Building a smarter energy grid Building a smarter energy grid

Building a smarter energy grid

Duke Energy engineer provides power to fire station with first-of-its-kind microgrid


Tom Fenimore is a tinkerer. And a handyman. And a teacher. Fenimore is also a student, and he’s learning how to make one of his big projects an even bigger success.

The microgrid Tom Fenimore created provides backup power for Charlotte Fire Station 24.

The project is a back-up power system at Duke Energy’s McAlpine substation for Fire Station 24 in Charlotte, N.C. After months of operating in simulated conditions, his project got its first real-world test when an April storm cut power. His microgrid (made up of solar panels and batteries) kept the lights on for the 1 minute and 15 seconds that power was out.

Although brief, the switch proved the system would work as planned.

The April storm was the first time the microgrid automatically switched from the main electric grid to the battery to provide power. During the storm, Fenimore received a text message that the automatic switch was a success.

“I kept waiting for a phone call saying there was a problem,” Fenimore said, “but I didn’t get one, and that meant everything operated the way it was supposed to.”

Another storm, in September, tested the microgrid and it succeeded again.

For his creation, Fenimore, technology development manager in Duke Energy’s Emerging Technology group, earned the company’s highest honor, the James B. Duke Award. Fenimore has been with Duke Energy for 26 years and spent about 2 1/2 years with help from Duke Energy teammates designing, building and testing the microgrid.

Fenimore explains the system to a group of engineers from SCE&G outside the McAlpine Solar Array, Duke Energy's first solar project.

Microgrids aren’t new, but with the McAlpine microgrid, Fenimore the tinkerer used off-the-shelf components: solar panels, a massive battery and a few utility poles.

What’s it do? Detects disturbances to the flow of power (like heavy winds or a branch on the line) and automatically switches the fire station to a self-sufficient, renewable energy source­—the battery. ­­

He assembled the electrical system and created the code that makes the system run so seamlessly that the fire station won’t notice when the switch occurs.

Charlotte Fire Department Battalion Chief Damian Owens said the station is glad to have it.

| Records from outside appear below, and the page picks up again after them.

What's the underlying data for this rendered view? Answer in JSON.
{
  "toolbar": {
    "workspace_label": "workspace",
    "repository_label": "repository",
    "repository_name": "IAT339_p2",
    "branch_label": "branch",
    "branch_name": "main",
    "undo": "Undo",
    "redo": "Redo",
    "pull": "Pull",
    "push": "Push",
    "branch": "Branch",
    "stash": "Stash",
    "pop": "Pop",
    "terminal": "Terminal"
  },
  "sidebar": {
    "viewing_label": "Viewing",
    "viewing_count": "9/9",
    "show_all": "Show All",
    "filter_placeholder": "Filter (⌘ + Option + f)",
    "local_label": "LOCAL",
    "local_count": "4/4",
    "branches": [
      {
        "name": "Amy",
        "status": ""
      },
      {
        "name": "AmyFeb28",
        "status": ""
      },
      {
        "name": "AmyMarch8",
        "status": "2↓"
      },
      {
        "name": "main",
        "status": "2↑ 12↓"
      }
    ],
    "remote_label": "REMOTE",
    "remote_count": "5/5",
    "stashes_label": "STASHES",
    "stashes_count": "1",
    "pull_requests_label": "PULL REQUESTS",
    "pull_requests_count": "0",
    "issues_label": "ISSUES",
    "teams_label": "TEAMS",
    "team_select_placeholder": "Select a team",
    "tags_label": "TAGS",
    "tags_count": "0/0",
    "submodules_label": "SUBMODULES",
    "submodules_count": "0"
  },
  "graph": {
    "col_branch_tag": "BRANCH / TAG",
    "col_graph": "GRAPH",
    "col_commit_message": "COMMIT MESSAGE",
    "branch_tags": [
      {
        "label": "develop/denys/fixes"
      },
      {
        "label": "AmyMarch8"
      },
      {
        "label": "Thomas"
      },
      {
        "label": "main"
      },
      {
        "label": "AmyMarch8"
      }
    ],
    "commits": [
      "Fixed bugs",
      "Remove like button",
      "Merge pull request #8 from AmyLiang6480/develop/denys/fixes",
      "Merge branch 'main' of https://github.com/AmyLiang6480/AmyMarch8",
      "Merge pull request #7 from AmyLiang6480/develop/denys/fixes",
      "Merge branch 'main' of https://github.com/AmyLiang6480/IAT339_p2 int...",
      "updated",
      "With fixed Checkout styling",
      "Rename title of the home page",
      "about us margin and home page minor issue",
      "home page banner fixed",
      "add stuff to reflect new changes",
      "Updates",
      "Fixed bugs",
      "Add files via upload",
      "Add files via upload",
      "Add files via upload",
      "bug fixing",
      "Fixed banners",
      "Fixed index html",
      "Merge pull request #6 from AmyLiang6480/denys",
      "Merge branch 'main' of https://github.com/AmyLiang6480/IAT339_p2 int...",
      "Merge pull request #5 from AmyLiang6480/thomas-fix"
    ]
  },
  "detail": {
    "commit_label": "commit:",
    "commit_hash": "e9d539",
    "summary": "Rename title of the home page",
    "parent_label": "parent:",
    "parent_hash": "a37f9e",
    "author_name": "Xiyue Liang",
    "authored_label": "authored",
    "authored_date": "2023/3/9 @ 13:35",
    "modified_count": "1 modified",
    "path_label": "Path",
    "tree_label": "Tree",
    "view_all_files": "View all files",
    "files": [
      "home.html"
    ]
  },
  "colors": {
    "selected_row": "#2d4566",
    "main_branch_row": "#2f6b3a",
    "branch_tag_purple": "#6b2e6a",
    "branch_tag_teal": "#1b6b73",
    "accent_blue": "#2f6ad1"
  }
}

“We rely on an uninterrupted power supply to carry out our mission,” Owens said. “We must have power to open and close the bay doors, operate our station alerting system, heat and cool the station, and run fuel pumps for refueling the trucks.”

Usually, microgrids are costly, custom made, and some pieces, the solar panels or battery, are owned by the customer.

A few of the nearly 1700 smaller batteries that make up the massive 200 KW battery that can support the fire station for an expected 36 hours. 

Fenimore’s system could make microgrids less expensive and easier to maintain for military or commercial customers. At a site in Mount Holly, N.C., Duke Energy is testing similar residential energy storage with Tesla batteries.

It could be years before Duke Energy is ready to offer the technology, but knowing this project is possible is a big step.

“It’s great to build this stuff for research and development, and it really is a good feeling to actually know it’s providing a valuable service for a customer,” Fenimore said. “The proof that we can do this and it can operate automatically is absolutely huge in building confidence as we go forward in building these types of systems.”


It was the perfect project. 

“It’s kind of in my nature. I’m a tinkerer and a builder, and I’m not the kind of guy who calls the contractor to fix the plumbing or the electrical,” he said. “I take that on myself. Always have. I enjoy it. It truly is the best part of my job.”

And a project like this needed a hands-on leader. Because Fenimore wrote the code that is basically the brains of the system and lives 2 miles from the microgrid, he’s always on call. His contact information is taped inside a control box on a utility pole if somebody needs help.

“I drive by here at least twice a day,” Fenimore said. “This is the type of project you’re going to have to own for a while.”

When he’s not building, he’s teaching others how to build. Fenimore leads a tour of the project at least once a week for engineers from other energy companies and other Duke Energy employees.

Fenimore and SCE&G employees outside the McAlpine microgrid station.

He also gives Central Piedmont Community College power systems engineering students tours for a glimpse at the industry and what jobs are possible after they graduate.

Fenimore, who graduated from Drexel University, said he believes we will need even more capablepower systems engineers in the future because microgrids aren’t just for back-up power supply. They can help make better use of renewable energy.

In the afternoon when most people are at work, the sun is shining and there’s more solar energy than necessary, but it currently can’t be stored. Microgrids could create a place to store the energy to use in the evening when the sun isn’t shining, and people are home running air conditioning, televisions and stoves.

“That’s the beauty of it,” Fenimore said, “it’s multifaceted.”